No discurso que fez, em inglês, Barbosa disse que falta na imprensa
brasileira "diversidade política e ideológica", o que ele considerou uma
desvantagem da mídia nacional ao falar a jornalistas de outros países em evento
organizado pela Unesco.
"Agora o Brasil só tem três jornais nacionais, todos mais ou menos se alinham
à direita no campo das ideias", disse ele, ressaltando que essa era uma opinião
pessoal, não como chefe da Suprema Corte, mas como um "cidadão político, livre e
consciente".
No discurso, o presidente não mencionou expressamente o nome dos jornais. Mas
em outros momentos, reservadamente, já havia expressado essa opinião em relação
ao jornal O Estado de S. Paulo e aos jornais Folha de S.Paulo e O Globo.

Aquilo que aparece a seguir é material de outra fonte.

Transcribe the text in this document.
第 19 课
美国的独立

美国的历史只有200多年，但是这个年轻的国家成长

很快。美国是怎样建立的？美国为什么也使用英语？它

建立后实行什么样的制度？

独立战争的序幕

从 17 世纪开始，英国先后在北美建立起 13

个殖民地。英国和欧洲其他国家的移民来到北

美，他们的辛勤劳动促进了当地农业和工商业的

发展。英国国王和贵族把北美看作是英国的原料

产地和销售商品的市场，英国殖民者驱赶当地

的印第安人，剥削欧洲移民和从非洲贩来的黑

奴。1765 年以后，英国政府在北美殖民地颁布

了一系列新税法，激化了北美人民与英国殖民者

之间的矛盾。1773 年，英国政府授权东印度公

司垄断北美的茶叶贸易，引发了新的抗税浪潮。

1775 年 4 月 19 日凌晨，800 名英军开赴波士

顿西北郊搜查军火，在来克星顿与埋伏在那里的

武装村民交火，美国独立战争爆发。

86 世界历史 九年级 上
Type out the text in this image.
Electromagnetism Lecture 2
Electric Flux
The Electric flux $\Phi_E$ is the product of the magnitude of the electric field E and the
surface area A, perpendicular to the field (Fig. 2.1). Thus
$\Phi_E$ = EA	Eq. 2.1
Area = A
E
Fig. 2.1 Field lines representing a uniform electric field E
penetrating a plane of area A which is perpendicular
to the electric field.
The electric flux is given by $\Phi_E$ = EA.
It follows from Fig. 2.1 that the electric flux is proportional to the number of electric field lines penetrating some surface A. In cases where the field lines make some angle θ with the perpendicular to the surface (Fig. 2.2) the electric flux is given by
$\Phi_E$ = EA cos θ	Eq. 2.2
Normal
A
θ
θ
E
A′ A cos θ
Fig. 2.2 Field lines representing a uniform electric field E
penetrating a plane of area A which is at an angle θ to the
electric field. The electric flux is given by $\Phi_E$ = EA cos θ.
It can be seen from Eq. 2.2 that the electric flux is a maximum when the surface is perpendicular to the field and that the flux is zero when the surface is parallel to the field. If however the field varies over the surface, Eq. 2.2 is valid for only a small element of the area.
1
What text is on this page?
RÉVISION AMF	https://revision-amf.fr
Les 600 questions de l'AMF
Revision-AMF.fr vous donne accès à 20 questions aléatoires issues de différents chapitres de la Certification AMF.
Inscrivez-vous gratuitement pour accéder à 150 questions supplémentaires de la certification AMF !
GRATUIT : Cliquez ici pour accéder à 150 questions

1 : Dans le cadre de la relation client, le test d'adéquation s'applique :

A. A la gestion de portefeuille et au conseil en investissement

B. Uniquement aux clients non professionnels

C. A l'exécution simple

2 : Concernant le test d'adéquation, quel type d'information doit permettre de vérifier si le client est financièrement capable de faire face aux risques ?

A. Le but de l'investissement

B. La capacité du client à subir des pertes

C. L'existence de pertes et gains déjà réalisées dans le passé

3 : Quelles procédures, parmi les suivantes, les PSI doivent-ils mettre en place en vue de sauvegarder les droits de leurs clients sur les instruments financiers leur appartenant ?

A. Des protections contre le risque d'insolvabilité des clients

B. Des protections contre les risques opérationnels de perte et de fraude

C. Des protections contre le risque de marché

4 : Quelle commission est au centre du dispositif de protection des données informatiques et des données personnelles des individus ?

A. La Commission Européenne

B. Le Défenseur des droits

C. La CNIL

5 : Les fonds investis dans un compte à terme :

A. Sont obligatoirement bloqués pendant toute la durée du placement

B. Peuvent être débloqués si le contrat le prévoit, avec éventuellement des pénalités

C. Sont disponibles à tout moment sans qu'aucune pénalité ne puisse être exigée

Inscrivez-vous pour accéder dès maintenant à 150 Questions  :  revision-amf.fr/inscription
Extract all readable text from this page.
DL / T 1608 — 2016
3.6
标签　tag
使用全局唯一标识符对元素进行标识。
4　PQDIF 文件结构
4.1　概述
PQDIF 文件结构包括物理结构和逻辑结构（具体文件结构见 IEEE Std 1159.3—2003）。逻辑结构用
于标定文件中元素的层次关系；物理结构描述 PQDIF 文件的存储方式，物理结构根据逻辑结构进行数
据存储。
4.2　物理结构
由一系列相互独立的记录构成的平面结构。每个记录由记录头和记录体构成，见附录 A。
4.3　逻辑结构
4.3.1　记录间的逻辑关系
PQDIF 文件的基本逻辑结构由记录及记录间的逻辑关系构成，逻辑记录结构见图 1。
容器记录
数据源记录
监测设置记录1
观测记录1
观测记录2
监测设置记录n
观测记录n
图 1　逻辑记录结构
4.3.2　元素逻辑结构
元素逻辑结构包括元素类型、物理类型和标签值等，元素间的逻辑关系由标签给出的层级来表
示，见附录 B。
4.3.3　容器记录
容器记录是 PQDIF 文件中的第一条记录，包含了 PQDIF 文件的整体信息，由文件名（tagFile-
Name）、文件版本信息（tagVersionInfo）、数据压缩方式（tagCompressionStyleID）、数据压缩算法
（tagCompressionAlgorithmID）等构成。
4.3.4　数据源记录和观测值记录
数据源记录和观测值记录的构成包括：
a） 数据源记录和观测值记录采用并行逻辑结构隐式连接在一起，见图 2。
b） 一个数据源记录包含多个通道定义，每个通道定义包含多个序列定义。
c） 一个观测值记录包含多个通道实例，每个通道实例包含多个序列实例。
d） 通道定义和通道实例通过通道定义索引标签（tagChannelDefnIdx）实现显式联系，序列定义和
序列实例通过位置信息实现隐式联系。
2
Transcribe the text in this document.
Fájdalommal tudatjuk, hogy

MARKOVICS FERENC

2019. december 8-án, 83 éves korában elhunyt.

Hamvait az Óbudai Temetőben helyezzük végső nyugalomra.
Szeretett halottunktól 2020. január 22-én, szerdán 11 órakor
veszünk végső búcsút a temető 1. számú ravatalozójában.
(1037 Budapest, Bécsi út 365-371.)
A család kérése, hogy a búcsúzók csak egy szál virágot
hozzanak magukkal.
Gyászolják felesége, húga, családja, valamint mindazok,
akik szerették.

Barbosa ainda apontou como falha na imprensa brasileira a ausência de "negros
e mulatos" nas redações. "Como muitos aqui devem saber, no Brasil, negros e
mulatos compõem 50% a 51% do total da população, de acordo com o último censo de
2010", disse.
"Mas não brancos são muito raros nas redações, nas telas da televisão, sem
mencionar a ausência nas posições de controle ou liderança nas empresas de
mídia", acrescentou.
Apesar das críticas, Barbosa afirmou não acreditar em "democracias perfeitas"
e disse que não podia negar os "formidáveis ganhos" na liberdade de imprensa e
de expressão após a redemocratização e a promulgação da Constituição de
1988.
Barbosa, que criticou publicamente jornalistas ao longo e depois do
julgamento do mensalão, disse que todo "agente público numa sociedade
democrática" deve viver sob a supervisão da imprensa.